最前線で働く医療関係者へのサポートも必要
 とくに医療関係者、ボランティア、コミュニティーワーカー、ソーシャルワーカーなど、最前線で働く人々はCOVID-19と隣り合わせに身を置くことが多く、長時間労働を余儀なくされている。こうした人々への迅速なサポートが必要としている。

 調査では4人に3人(73%)が、「最前線で働く保健医療関係者や初期対応にあたる人々は、一般の人よりもメンタルヘルス面でのサポートが必要」と回答。被災地支援を並行して行っている人たちも、常にストレスにさらされ、過酷な状況下におかれているという。

 「コミュニティーや医療関係者も含めて、すべての人が生活を再建し、危機を切り抜けることができるよう、私たちはこれまで以上にメンタルヘルスや心のケアに注力しなければなりません」と、IFRCのジャガン チャパガン事務総長は言う。

 「コロナ禍にある人々が、メンタルヘルスや心のケアを早期に、また継続して受けられけるようにする必要があります」。
職場でのストレス、不安、疲労も深刻
 ソフトウェア会社のオラクル・コーポレーションなどが実施した別の調査でも、コロナ禍により職場でのストレス、不安、極度の疲労(燃え尽き症候群)が増加していることが示されている。

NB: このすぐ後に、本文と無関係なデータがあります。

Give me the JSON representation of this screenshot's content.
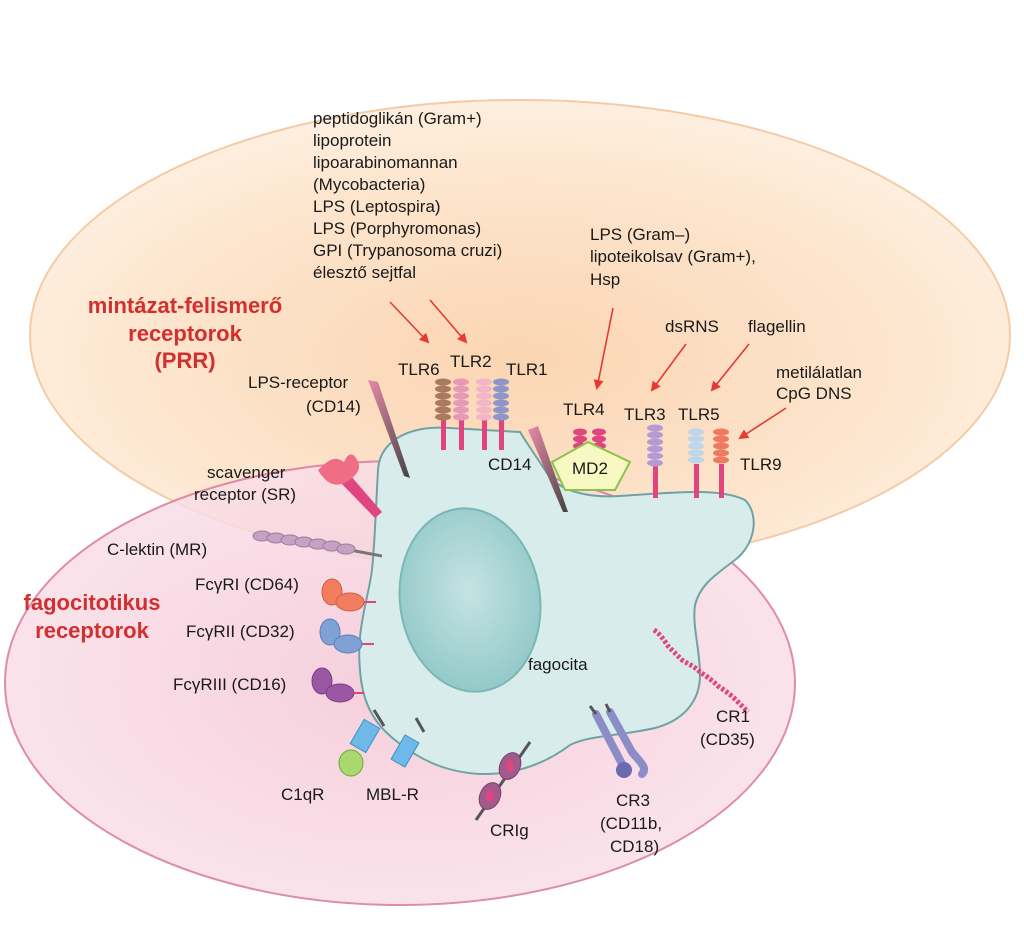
{
  "region_prr": {
    "title_lines": [
      "mintázat-felismerő",
      "receptorok",
      "(PRR)"
    ]
  },
  "region_phago": {
    "title_lines": [
      "fagocitotikus",
      "receptorok"
    ]
  },
  "ligands_tlr2": {
    "lines": [
      "peptidoglikán (Gram+)",
      "lipoprotein",
      "lipoarabinomannan",
      "(Mycobacteria)",
      "LPS (Leptospira)",
      "LPS (Porphyromonas)",
      "GPI (Trypanosoma cruzi)",
      "élesztő sejtfal"
    ]
  },
  "ligands_tlr4": {
    "lines": [
      "LPS (Gram–)",
      "lipoteikolsav (Gram+),",
      "Hsp"
    ]
  },
  "ligand_tlr3": "dsRNS",
  "ligand_tlr5": "flagellin",
  "ligands_tlr9": {
    "lines": [
      "metilálatlan",
      "CpG DNS"
    ]
  },
  "receptors": {
    "tlr6": "TLR6",
    "tlr2": "TLR2",
    "tlr1": "TLR1",
    "tlr4": "TLR4",
    "tlr3": "TLR3",
    "tlr5": "TLR5",
    "tlr9": "TLR9",
    "md2": "MD2",
    "cd14": "CD14",
    "lps_receptor_lines": [
      "LPS-receptor",
      "(CD14)"
    ],
    "scavenger_lines": [
      "scavenger",
      "receptor (SR)"
    ],
    "c_lectin": "C-lektin (MR)",
    "fc_ri": "FcγRI (CD64)",
    "fc_rii": "FcγRII (CD32)",
    "fc_riii": "FcγRIII (CD16)",
    "c1qr": "C1qR",
    "mbl_r": "MBL-R",
    "crig": "CRIg",
    "cr3_lines": [
      "CR3",
      "(CD11b,",
      "CD18)"
    ],
    "cr1_lines": [
      "CR1",
      "(CD35)"
    ]
  },
  "cell_label": "fagocita",
  "colors": {
    "title_red": "#d32f2f",
    "cell_fill": "#d9ecec",
    "nucleus_fill": "#a9d4d4",
    "prr_region": "#fde3c8",
    "phago_region": "#f9dbe6",
    "phago_border": "#d9799e",
    "arrow_red": "#e53935",
    "stalk_magenta": "#e0457f"
  }
}
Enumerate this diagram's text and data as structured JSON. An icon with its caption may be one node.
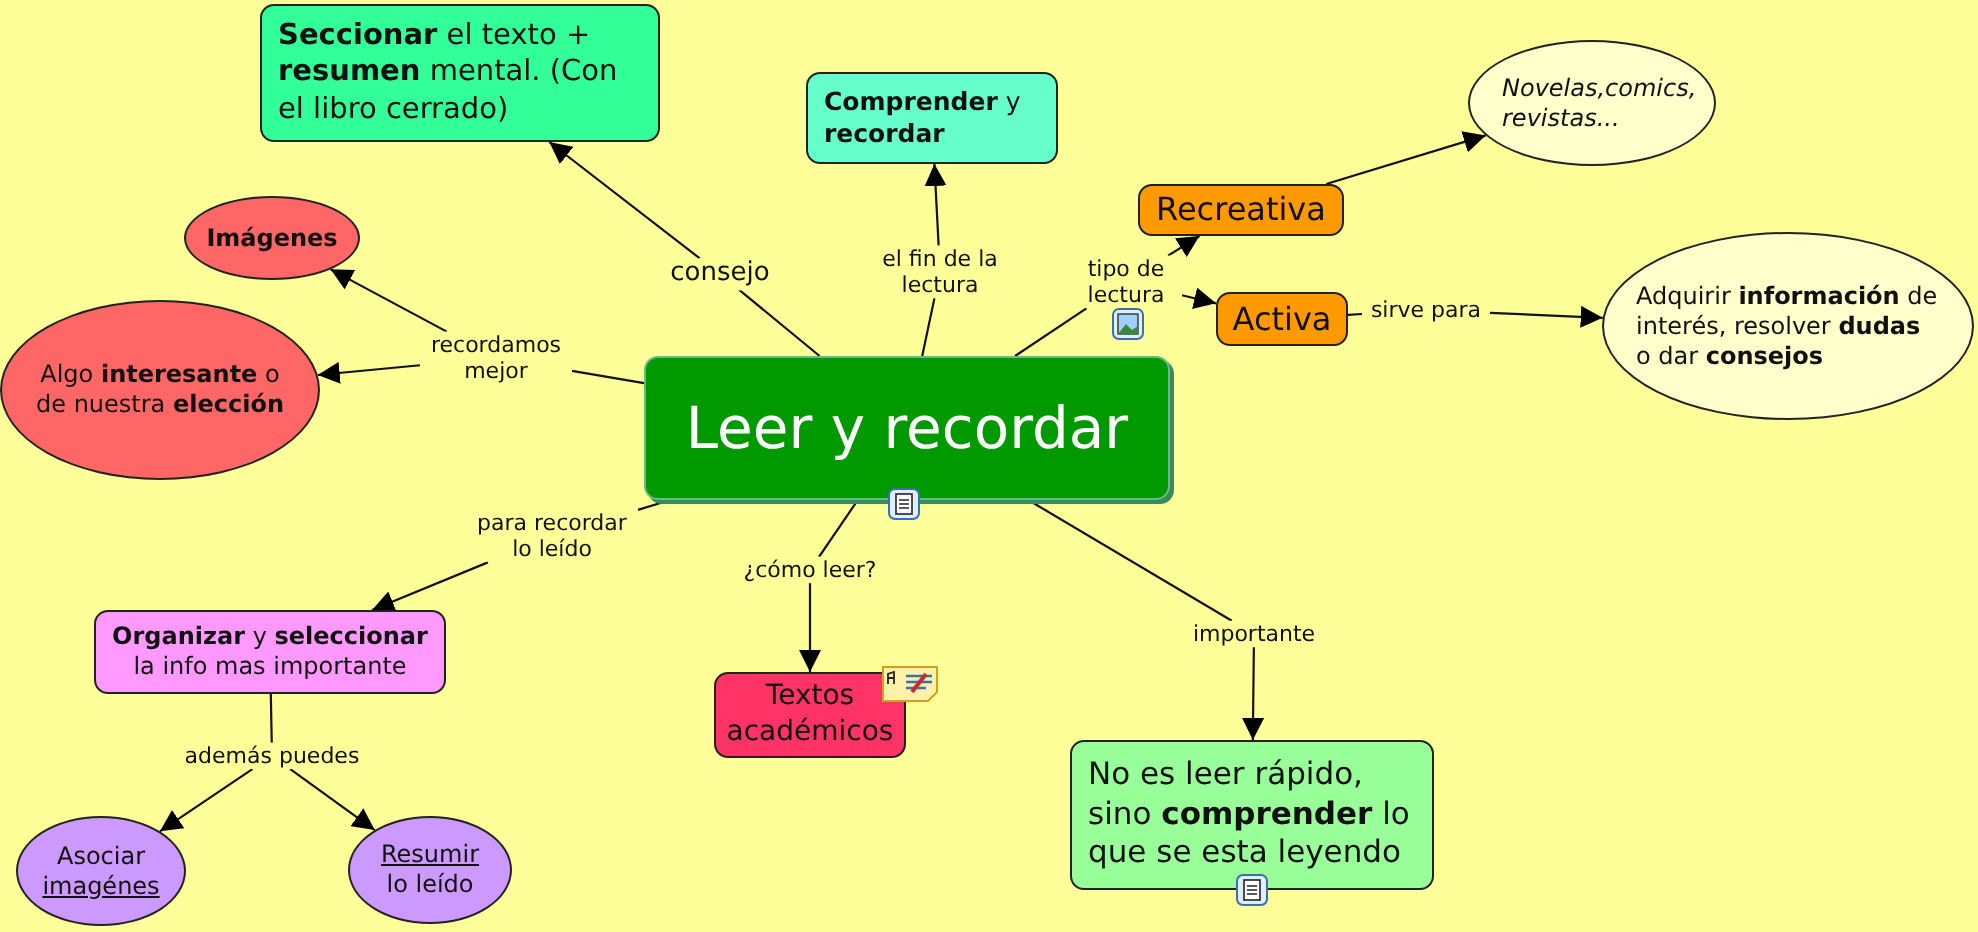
{
  "diagram": {
    "nodes": [
      {
        "text": [
          "Leer y recordar"
        ]
      },
      {
        "text": [
          "**Seccionar** el texto + **resumen** mental. (Con el libro cerrado)"
        ]
      },
      {
        "text": [
          "**Comprender** y **recordar**"
        ]
      },
      {
        "text": [
          "Imágenes"
        ]
      },
      {
        "text": [
          "Algo **interesante** o de nuestra **elección**"
        ]
      },
      {
        "text": [
          "Recreativa"
        ]
      },
      {
        "text": [
          "Activa"
        ]
      },
      {
        "text": [
          "Novelas,comics, revistas..."
        ]
      },
      {
        "text": [
          "Adquirir **información** de interés, resolver **dudas** o dar **consejos**"
        ]
      },
      {
        "text": [
          "**Organizar** y **seleccionar** la info mas importante"
        ]
      },
      {
        "text": [
          "Textos académicos"
        ]
      },
      {
        "text": [
          "No es leer rápido, sino **comprender** lo que se esta leyendo"
        ]
      },
      {
        "text": [
          "Asociar",
          "imagénes"
        ]
      },
      {
        "text": [
          "Resumir",
          "lo leído"
        ]
      },
      {
        "text": [
          "consejo"
        ]
      },
      {
        "text": [
          "el fin de la lectura"
        ]
      },
      {
        "text": [
          "recordamos mejor"
        ]
      },
      {
        "text": [
          "tipo de lectura"
        ]
      },
      {
        "text": [
          "sirve para"
        ]
      },
      {
        "text": [
          "para recordar lo leído"
        ]
      },
      {
        "text": [
          "¿cómo leer?"
        ]
      },
      {
        "text": [
          "importante"
        ]
      },
      {
        "text": [
          "además puedes"
        ]
      }
    ],
    "edges": [
      {
        "from": 0,
        "to": 14,
        "arrow": "none"
      },
      {
        "from": 14,
        "to": 1,
        "arrow": "to"
      },
      {
        "from": 0,
        "to": 15,
        "arrow": "none"
      },
      {
        "from": 15,
        "to": 2,
        "arrow": "to"
      },
      {
        "from": 0,
        "to": 16,
        "arrow": "none"
      },
      {
        "from": 16,
        "to": 3,
        "arrow": "to"
      },
      {
        "from": 16,
        "to": 4,
        "arrow": "to"
      },
      {
        "from": 0,
        "to": 17,
        "arrow": "none"
      },
      {
        "from": 17,
        "to": 5,
        "arrow": "to"
      },
      {
        "from": 17,
        "to": 6,
        "arrow": "to"
      },
      {
        "from": 5,
        "to": 7,
        "arrow": "to"
      },
      {
        "from": 6,
        "to": 18,
        "arrow": "none"
      },
      {
        "from": 18,
        "to": 8,
        "arrow": "to"
      },
      {
        "from": 0,
        "to": 19,
        "arrow": "none"
      },
      {
        "from": 19,
        "to": 9,
        "arrow": "to"
      },
      {
        "from": 0,
        "to": 20,
        "arrow": "none"
      },
      {
        "from": 20,
        "to": 10,
        "arrow": "to"
      },
      {
        "from": 0,
        "to": 21,
        "arrow": "none"
      },
      {
        "from": 21,
        "to": 11,
        "arrow": "to"
      },
      {
        "from": 9,
        "to": 22,
        "arrow": "none"
      },
      {
        "from": 22,
        "to": 12,
        "arrow": "to"
      },
      {
        "from": 22,
        "to": 13,
        "arrow": "to"
      }
    ]
  }
}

 調査は、日本を含む11ヵ国の企業の従業員、マネージャー、人事部門リーダー、経営幹部など、1万2,000人を対象に行ったものだ。

 それによると、70%は2020年はこれまでのどの年よりも職場でストレスと不安を感じていると回答。日本でも61%がストレスと不安の増加を感じている。

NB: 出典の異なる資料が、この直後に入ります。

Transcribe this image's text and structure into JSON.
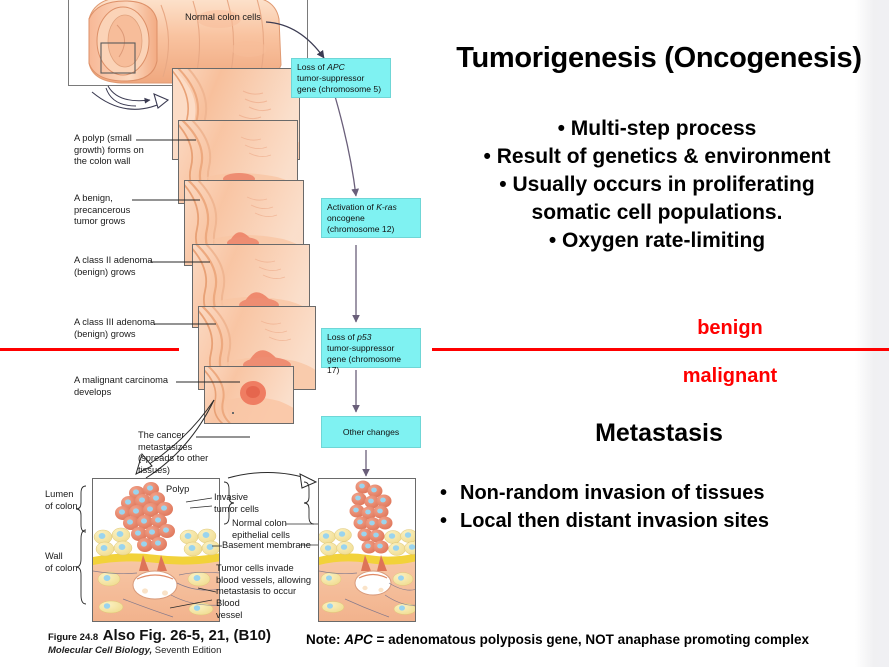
{
  "slide": {
    "sections": {
      "tumorigenesis_title": "Tumorigenesis (Oncogenesis)",
      "metastasis_title": "Metastasis"
    },
    "tumorigenesis_bullets": [
      "• Multi-step process",
      "• Result of genetics & environment",
      "• Usually occurs in proliferating",
      "somatic cell populations.",
      "• Oxygen rate-limiting"
    ],
    "metastasis_bullets": [
      "Non-random invasion of tissues",
      "Local then distant invasion sites"
    ],
    "bullet_glyph": "•",
    "stage_labels": {
      "benign": "benign",
      "malignant": "malignant"
    },
    "note": {
      "prefix": "Note: ",
      "italic_term": "APC",
      "rest": " = adenomatous polyposis gene, NOT anaphase promoting complex"
    },
    "caption": {
      "figure_number": "Figure 24.8",
      "also_figure": "Also Fig. 26-5, 21,  (B10)",
      "book_italic": "Molecular Cell Biology,",
      "book_rest": " Seventh Edition"
    },
    "colors": {
      "accent_red": "#ff0000",
      "gene_box_fill": "#7ff2f2",
      "gene_box_border": "#6fd6d6",
      "tissue_light": "#fbcfae",
      "tissue_mid": "#f6b48c",
      "tumor_cell": "#e8866a",
      "epithelial_cell": "#f7e6a0",
      "nucleus": "#9ad4ee",
      "basement_membrane": "#f2d23a",
      "text": "#000000"
    }
  },
  "diagram": {
    "gene_boxes": [
      {
        "id": "apc",
        "line1_pre": "Loss of ",
        "line1_italic": "APC",
        "line2": "tumor-suppressor",
        "line3": "gene (chromosome 5)"
      },
      {
        "id": "kras",
        "line1_pre": "Activation of ",
        "line1_italic": "K-ras",
        "line2": "oncogene",
        "line3": "(chromosome 12)"
      },
      {
        "id": "p53",
        "line1_pre": "Loss of ",
        "line1_italic": "p53",
        "line2": "tumor-suppressor",
        "line3": "gene (chromosome 17)"
      },
      {
        "id": "other",
        "label": "Other changes"
      }
    ],
    "stage_labels": [
      "Normal colon cells",
      "A polyp (small growth) forms on the colon wall",
      "A benign, precancerous tumor grows",
      "A class II adenoma (benign) grows",
      "A class III adenoma (benign) grows",
      "A malignant carcinoma develops",
      "The cancer metastasizes (spreads to other tissues)"
    ],
    "stage_label_lines": {
      "normal_colon_cells": [
        "Normal colon cells"
      ],
      "polyp": [
        "A polyp (small",
        "growth) forms on",
        "the colon wall"
      ],
      "benign_tumor": [
        "A benign,",
        "precancerous",
        "tumor grows"
      ],
      "class2": [
        "A class II adenoma",
        "(benign) grows"
      ],
      "class3": [
        "A class III adenoma",
        "(benign) grows"
      ],
      "carcinoma": [
        "A malignant carcinoma",
        "develops"
      ],
      "metastasizes": [
        "The cancer",
        "metastasizes",
        "(spreads to other",
        "tissues)"
      ]
    },
    "detail_labels": {
      "lumen": [
        "Lumen",
        "of colon"
      ],
      "wall": [
        "Wall",
        "of colon"
      ],
      "polyp": [
        "Polyp"
      ],
      "invasive": [
        "Invasive",
        "tumor cells"
      ],
      "normal_epithelial": [
        "Normal colon",
        "epithelial cells"
      ],
      "basement": [
        "Basement membrane"
      ],
      "invade_vessels": [
        "Tumor cells invade",
        "blood vessels, allowing",
        "metastasis to occur"
      ],
      "blood_vessel": [
        "Blood",
        "vessel"
      ]
    }
  }
}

 このストレスと不安の増加は、世界の従業員の78%のメンタルヘルスに悪影響を及ぼし、「ストレスの増加」(38%)、「ワーク・ライフ・バランスの喪失」(35%)、「極度の疲労(燃え尽き症候群)」(25%)、「社交がないことによる気力減退」(25%)、「孤独感」(14%)を生じている。

 多くみられた影響は、「睡眠不足」(40%)、「体調不良」(35%)、「家庭での幸福感の減少」(33%)、「家族関係の悪化」(30%)、「友人からの孤立」(28%)だった。
リモートワークには利点と欠点が
 世界的パンデミックの影響は職場にとどまらず、家庭にも及んでいるようだ。

 85%の人々が、日本でも76%が、職場でのメンタルヘルスの問題(ストレス、不安、極度の疲労)が家庭生活に影響していると回答している。

 リモートワークについては、「コロナ禍以前の仕事内容よりもリモートワークに魅力を感じるようになった」(62%)、「家族との時間が増えた」(51%)、「睡眠時間の増加」(31%)、「作業スピードが上がった」(30%)といった前向きの評価がみられた。

 その一方で、リモートワークによって「公私の境界がより曖昧になった」(41%)という意見も多い。35%の人々が以前に比べ、毎月40時間以上多く働き、25%の人々が過剰労働による極度の疲労におちいっている。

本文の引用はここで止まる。